In the second part of his series about British emotion and identity, Ian Hislop argues that we have the Victorians to thank for making the stiff upper lip a genuinely national characteristic. He also shows how the belief became pervasive that suffering in silence was a service to society. And along the way he resurrects the stories of some remarkable - some might say bonkers - national heroes, like Captain Matthew Webb, the first person to swim the Channel.
Ian begins by returning to his own boarding school, Ardingly College in Sussex, which he admits forged his own character. In a classics lesson, on the playing fields and in chapel, Ian explores how the English public school system instilled a powerful ideology not only into upper- but middle-class boys, preparing them to run both the country and the fast expanding empire. He shows how, later in the century, these ideas were successfully rolled out to the roughest parts of Glasgow and beyond through the Boys' Brigade, founded 25 years before the Scouts, as a panacea for 'degenerate' working-class youth.

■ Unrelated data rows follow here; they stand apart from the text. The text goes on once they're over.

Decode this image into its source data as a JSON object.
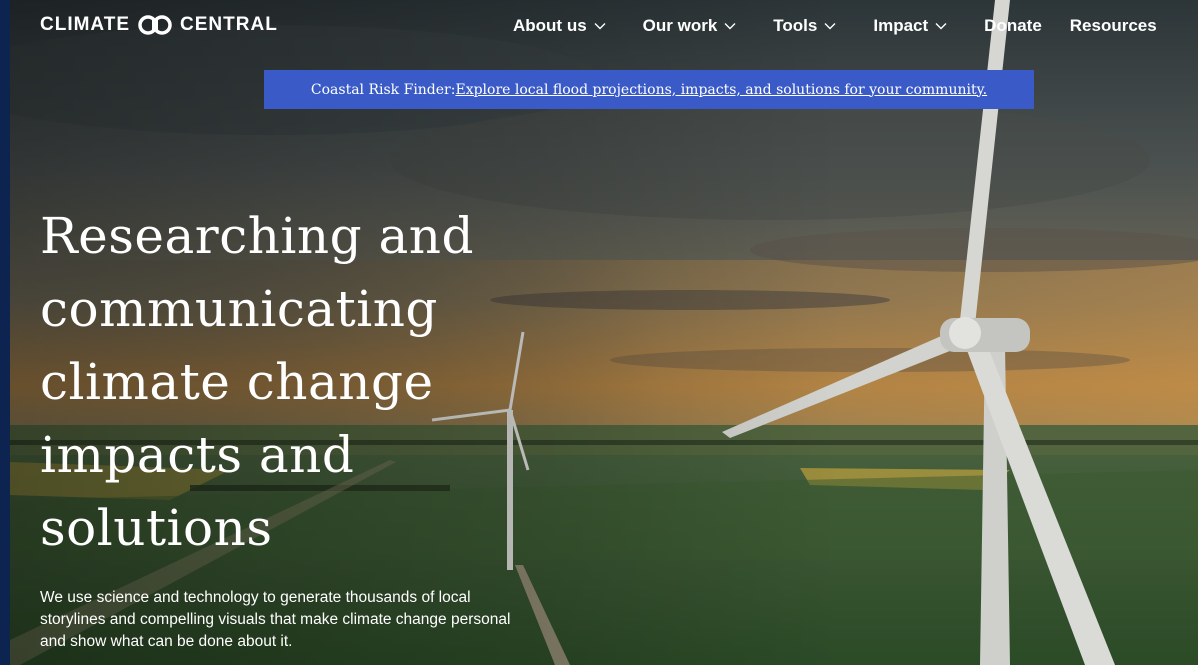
{
  "brand": {
    "name_left": "CLIMATE",
    "name_right": "CENTRAL",
    "logo_icon": "linked-circles-logo"
  },
  "nav": {
    "items": [
      {
        "label": "About us",
        "has_dropdown": true
      },
      {
        "label": "Our work",
        "has_dropdown": true
      },
      {
        "label": "Tools",
        "has_dropdown": true
      },
      {
        "label": "Impact",
        "has_dropdown": true
      },
      {
        "label": "Donate",
        "has_dropdown": false
      },
      {
        "label": "Resources",
        "has_dropdown": false
      }
    ]
  },
  "banner": {
    "prefix": "Coastal Risk Finder:",
    "link_text": " Explore local flood projections, impacts, and solutions for your community.",
    "background": "#3a5bc7"
  },
  "hero": {
    "headline_lines": [
      "Researching and",
      "communicating",
      "climate change",
      "impacts and",
      "solutions"
    ],
    "subtext_lines": [
      "We use science and technology to generate thousands of local",
      "storylines and compelling visuals that make climate change personal",
      "and show what can be done about it."
    ],
    "image": "wind-turbines-over-farmland-photo"
  },
  "colors": {
    "frame": "#0d2350",
    "text": "#ffffff"
  }
}
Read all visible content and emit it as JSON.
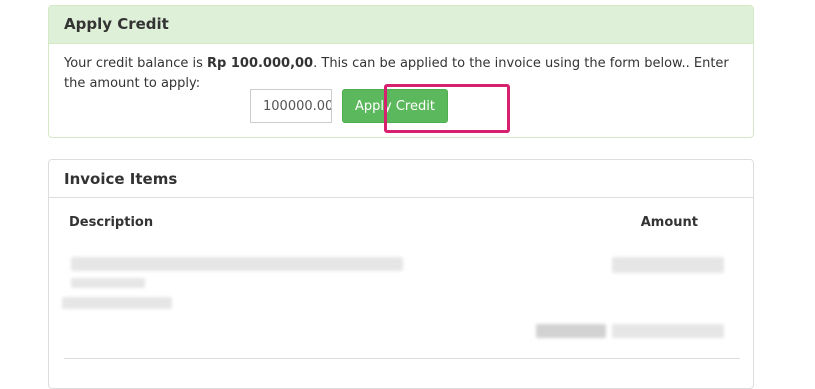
{
  "apply_credit": {
    "title": "Apply Credit",
    "text_before": "Your credit balance is ",
    "balance": "Rp 100.000,00",
    "text_after": ". This can be applied to the invoice using the form below.. Enter the amount to apply:",
    "amount_value": "100000.00",
    "button_label": "Apply Credit"
  },
  "invoice_items": {
    "title": "Invoice Items",
    "columns": {
      "description": "Description",
      "amount": "Amount"
    }
  },
  "colors": {
    "credit_heading_bg": "#dff0d8",
    "button_bg": "#5cb85c",
    "highlight": "#d6216e"
  }
}
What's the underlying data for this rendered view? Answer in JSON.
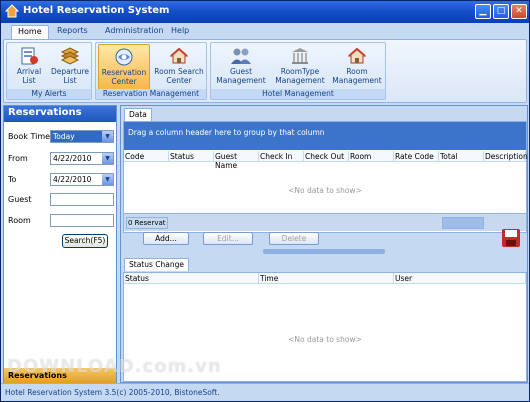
{
  "window": {
    "title": "Hotel Reservation System"
  },
  "ribbon": {
    "tabs": [
      "Home",
      "Reports",
      "Administration",
      "Help"
    ],
    "active_tab": "Home",
    "groups": [
      {
        "caption": "My Alerts",
        "buttons": [
          {
            "label1": "Arrival",
            "label2": "List",
            "icon": "arrival-list-icon"
          },
          {
            "label1": "Departure",
            "label2": "List",
            "icon": "departure-list-icon"
          }
        ]
      },
      {
        "caption": "Reservation Management",
        "buttons": [
          {
            "label1": "Reservation",
            "label2": "Center",
            "icon": "reservation-center-icon"
          },
          {
            "label1": "Room Search",
            "label2": "Center",
            "icon": "room-search-icon"
          }
        ]
      },
      {
        "caption": "Hotel Management",
        "buttons": [
          {
            "label1": "Guest",
            "label2": "Management",
            "icon": "guest-management-icon"
          },
          {
            "label1": "RoomType",
            "label2": "Management",
            "icon": "roomtype-management-icon"
          },
          {
            "label1": "Room",
            "label2": "Management",
            "icon": "room-management-icon"
          }
        ]
      }
    ]
  },
  "left_panel": {
    "title": "Reservations",
    "book_time_label": "Book Time",
    "book_time_value": "Today",
    "from_label": "From",
    "from_value": "4/22/2010",
    "to_label": "To",
    "to_value": "4/22/2010",
    "guest_label": "Guest",
    "room_label": "Room",
    "search_button": "Search(F5)",
    "footer": "Reservations"
  },
  "data_tab": {
    "tab_label": "Data",
    "group_hint": "Drag a column header here to group by that column",
    "columns": [
      "Code",
      "Status",
      "Guest Name",
      "Check In",
      "Check Out",
      "Room",
      "Rate Code",
      "Total",
      "Description"
    ],
    "no_data": "<No data to show>",
    "count_text": "0 Reservat"
  },
  "actions": {
    "add": "Add...",
    "edit": "Edit...",
    "delete": "Delete"
  },
  "status_change": {
    "tab_label": "Status Change",
    "columns": [
      "Status",
      "Time",
      "User"
    ],
    "no_data": "<No data to show>"
  },
  "statusbar": {
    "text": "Hotel Reservation System 3.5(c) 2005-2010, BistoneSoft."
  },
  "watermark": "DOWNLOAD.com.vn",
  "colors": {
    "title_blue": "#1550c8",
    "ribbon_bg": "#c6d9f3",
    "selected_orange": "#f8b74a",
    "group_bar": "#3b74c9"
  }
}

Ian also suggests that it was the Crimean War which heralded the democratisation of the stiff upper lip. The valour of ordinary privates was admired by all and for the first time they became national heroes - the new Victoria Cross was the first honour for which all ranks were eligible. Ian also discovers how even for today's Rifles Regiment holding it together unflappably remains essential.
Victorians tended to believe that a good dose of emotional restraint could even fortify women, and that by being uncomplaining and endlessly supportive - 'the angel in the house' - women could aspire towards their own version of the stiff upper lip.
Yet by the early 20th century some intellectuals, radicals and aesthetes were beginning to question the homogenised, quasi-industrial approach to character building - and were equating the stiff upper lip with hypocrisy and repression. And ultimately, the Victorian ideal of reticent stoicism shot through with imperial swagger could not survive the mud of Flanders. Yet it was precisely these values which fed the front line and persuaded so many officers and men to endure the First World War's unspeakable horrors. Ian goes to the battlefields of the Somme to tell the remarkable story of how one officer literally treated war as a game, using football to motivate his men to go over the top.
Ian also introduces the weeping policeman 'Robert Emotional', explains the dark context to Charles Darwin's observation 'Englishmen rarely cry' and talks to MP Rory Stewart about how the stiff upper lip helped see him through his time as a deputy governor in Iraq.